The Mets did not play nearly as well as we rooted. They fell behind, but we rooted for them — hard. They stayed behind, but we rooted for them — harder. I tend to forget that a lot of people who show up to Mets games are relatively uncomplicated people. They don't overthink the issue. They show up and they want their team to win. They don't come up with reasons to be down on them away from the ballpark and they find ways to encourage them once they're there. That's who was at Shea Friday night: Mets fans who wished the Mets would win. It was the best part of this game and maybe this season.
My night began as it almost always does, on the 6:11 to Woodside. As I rode and listened to my Amazin' playlist (you don't wanna know what's on there), I found myself recalibrating the default memory of my fanometer. I was no longer set on 1998, the choke. I clicked forward a notch to 1999, when the circumstances were maybe more dire (seven consecutive losses and a bigger Wild Card lead being blown) but the outcome (win, win, win, a little help) much more rewarding on the final weekend. I realized I was no longer rooting for the 2007 Mets. I was rooting for just the Mets — the institutional Mets who are capable of pulling a 1999, the Mets who give us reason to believe and hope even when they stumble, even when they fall as they did in 1998. I was rooting for the Mets who made me the fan I am today, all of them. It just happened to be 2007 while I was doing it.
I think that's what a lot of the people at Shea Stadium were doing Friday night. The names they wore and chanted and beseeched may have corresponded to those on the field, but this wasn't all about Lo Duca and Beltran and Wright and Reyes and Alou and Green. It wasn't necessarily about Piazza and Alfonzo or Knight and Backman or Agee and Koosman either. It was about being a Mets fan, being in it for better or worse, thinking that worse isn't what this has to be. Thinking that maybe if we do our best for them, they'll do their best for us. If that's a clichéd portrayal of what a Mets fan is, then just say we spent Friday night at Cliché Stadium.
If the Mets did their best, their best isn't very good. Their best hasn't been close to worthwhile for weeks. Maybe these Mets just aren't very good.

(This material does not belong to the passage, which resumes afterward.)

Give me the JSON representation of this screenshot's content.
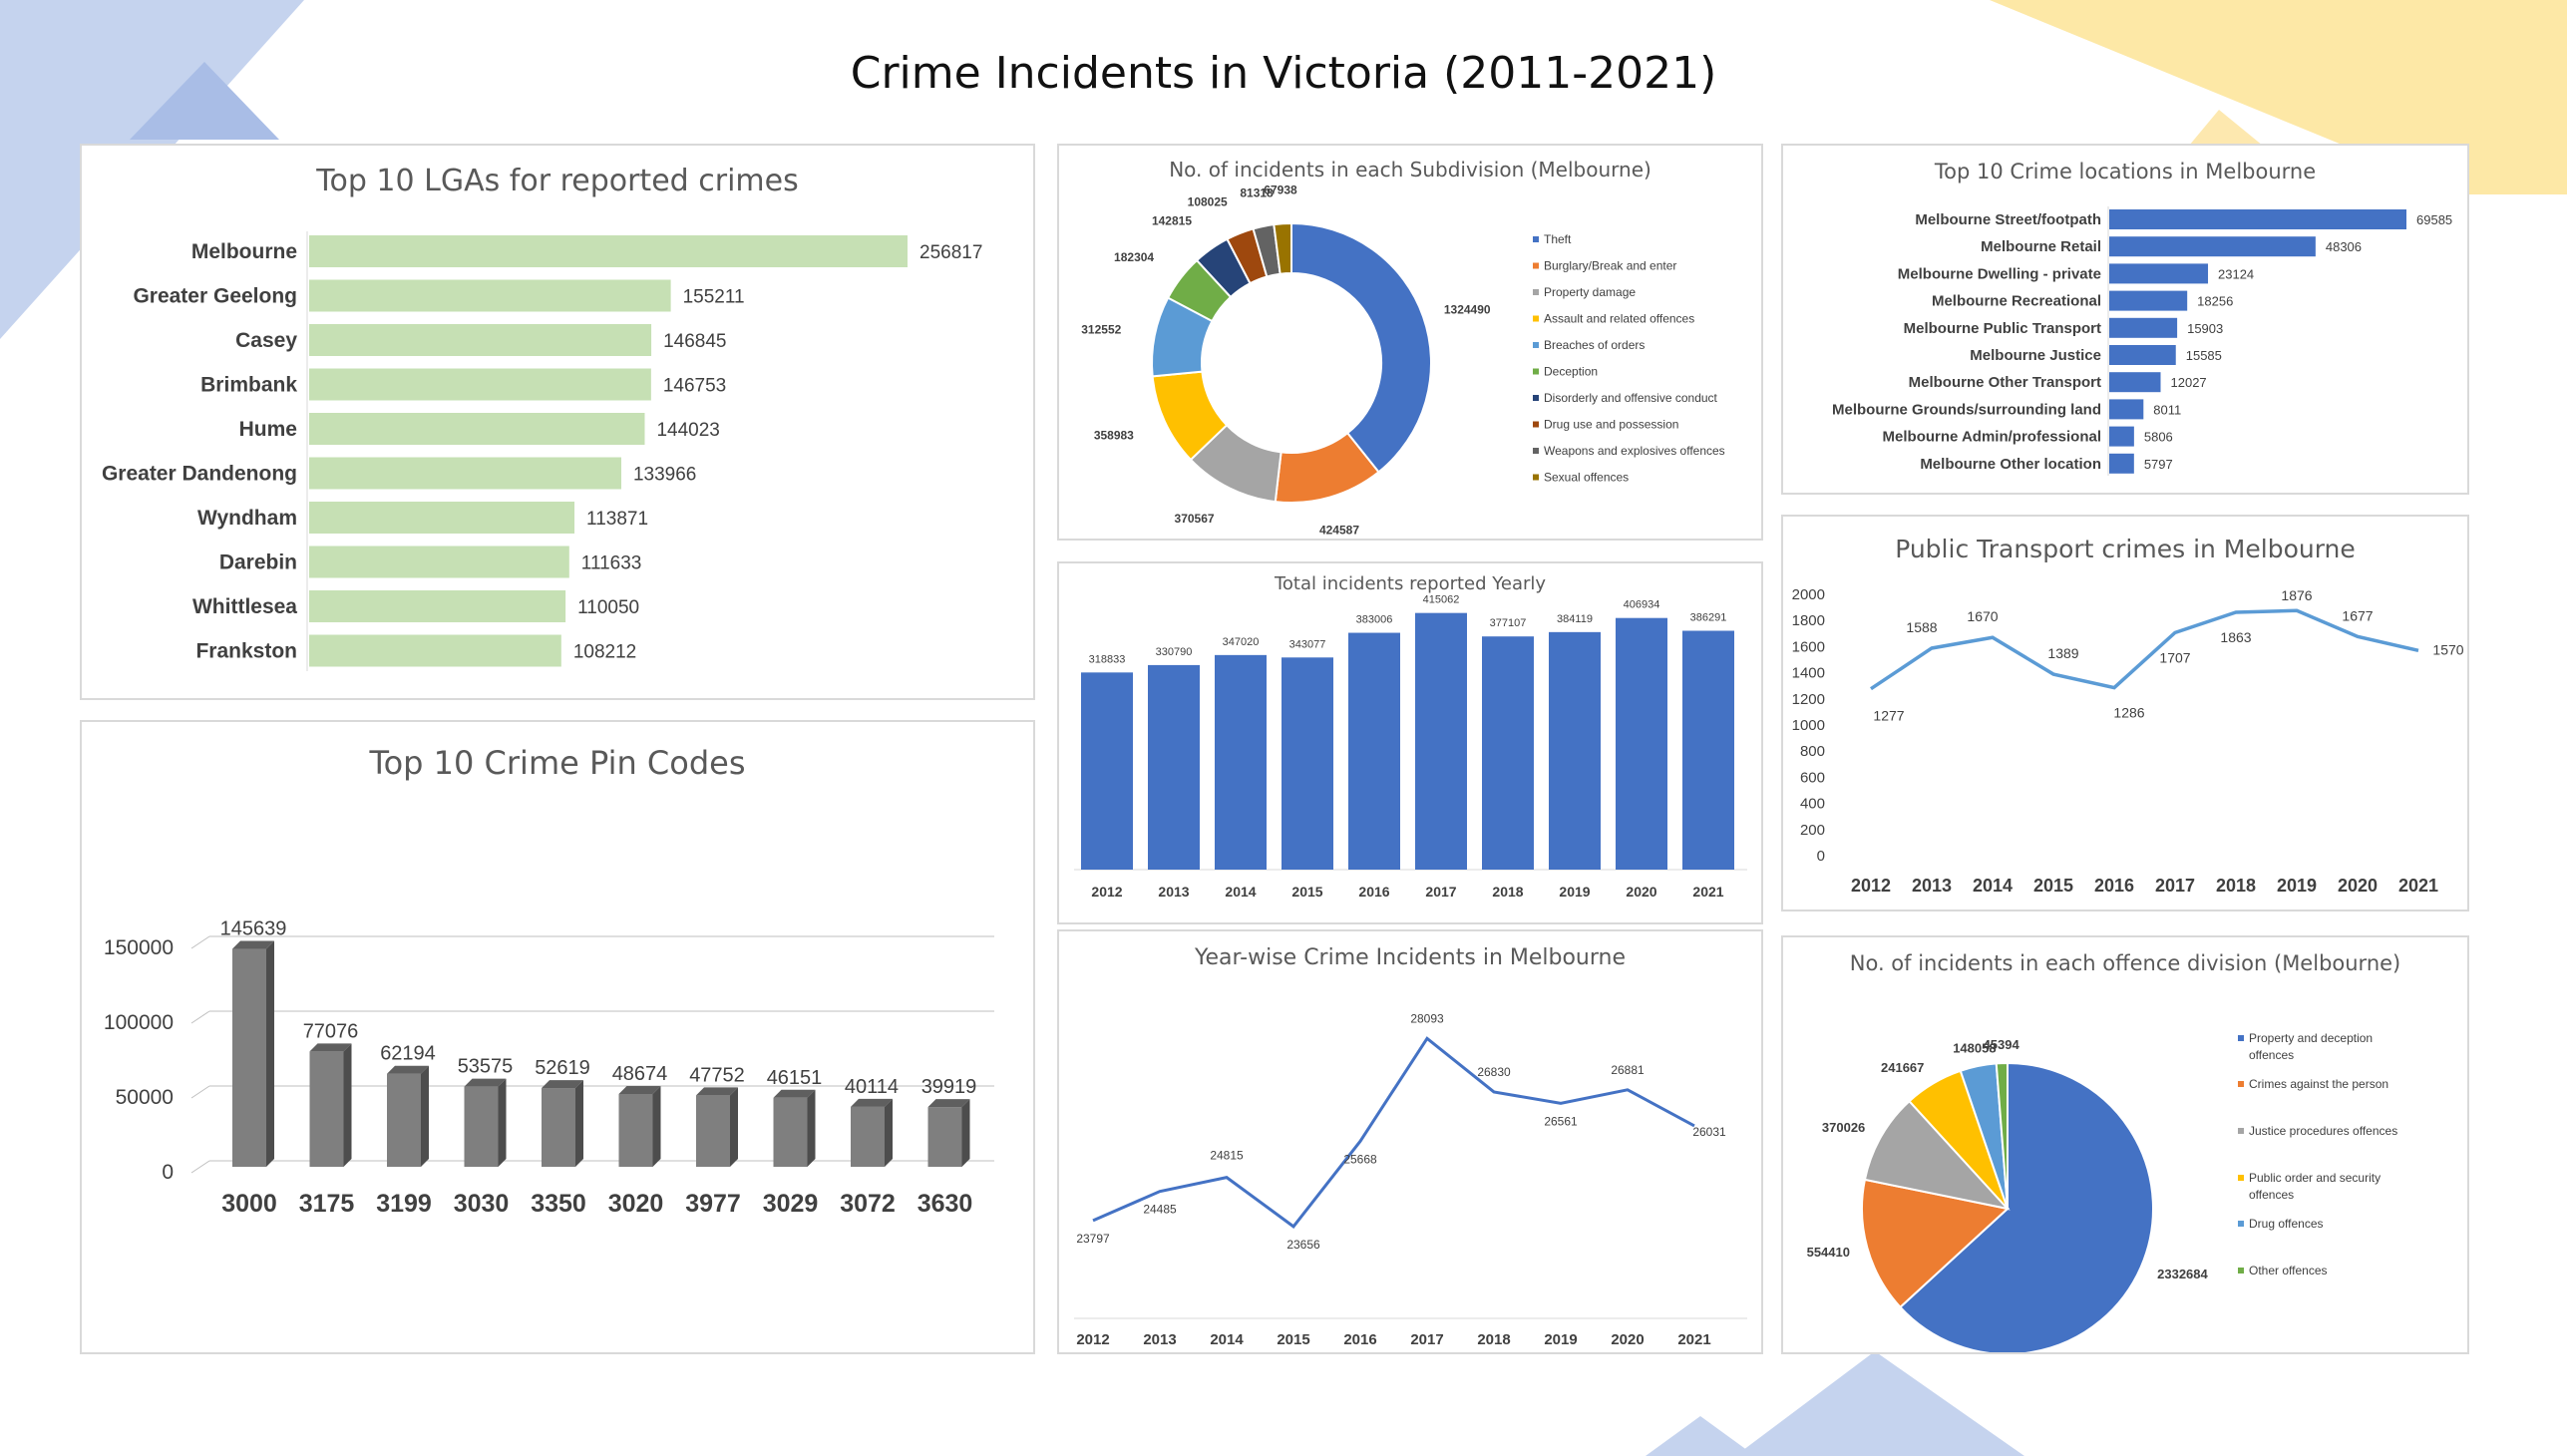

I didn't take a train home. My friend for all seasons Jim had parked in the Southfield (they named the lot across Roosevelt this year like a gated community for some reason) and offered me a ride. By the time we pulled out, we were fuming at the result as you'd expect. I'm loyal. Jim's loyal. Jim's so loyal that he eschewed his threat to drink six beers and boo everything in sight so he, too, could root like hell. But our loyalty doesn't cloud our judgment. And as Jim drove and Willie Randolph and David Wright offered their critiques and excuses on Mets Extra, we fumed more.
Jim and I were owed at least one beer for our trouble, so we stopped in a watering hole he knew not far from where he grew up. And after letting loose an ear-steaming monologue probably far more entertaining than anything I am capable of piecing together at the moment, I noticed I had become another cliché: my head was literally on the bar and I was figuratively crying in my beer.
I'm somewhere between my cliché personas now. There are two games left for the second-place Mets just as there are for the first-place Phillies. Those need to be played and I'm still capable of acknowledging that games that aren't yet won or lost are still up for grabs. The Mets could win Saturday. The Phillies could lose. For technical reasons, I will continue to root like hell when I make my fourth consecutive appearance at Shea today. But otherwise, I'm nearly as resigned to the fate of the 2007 Mets as the 2007 Mets indicated they are by their dismal actions on the field Friday night.
If they played the way we root, this thing would have been wrapped up in August.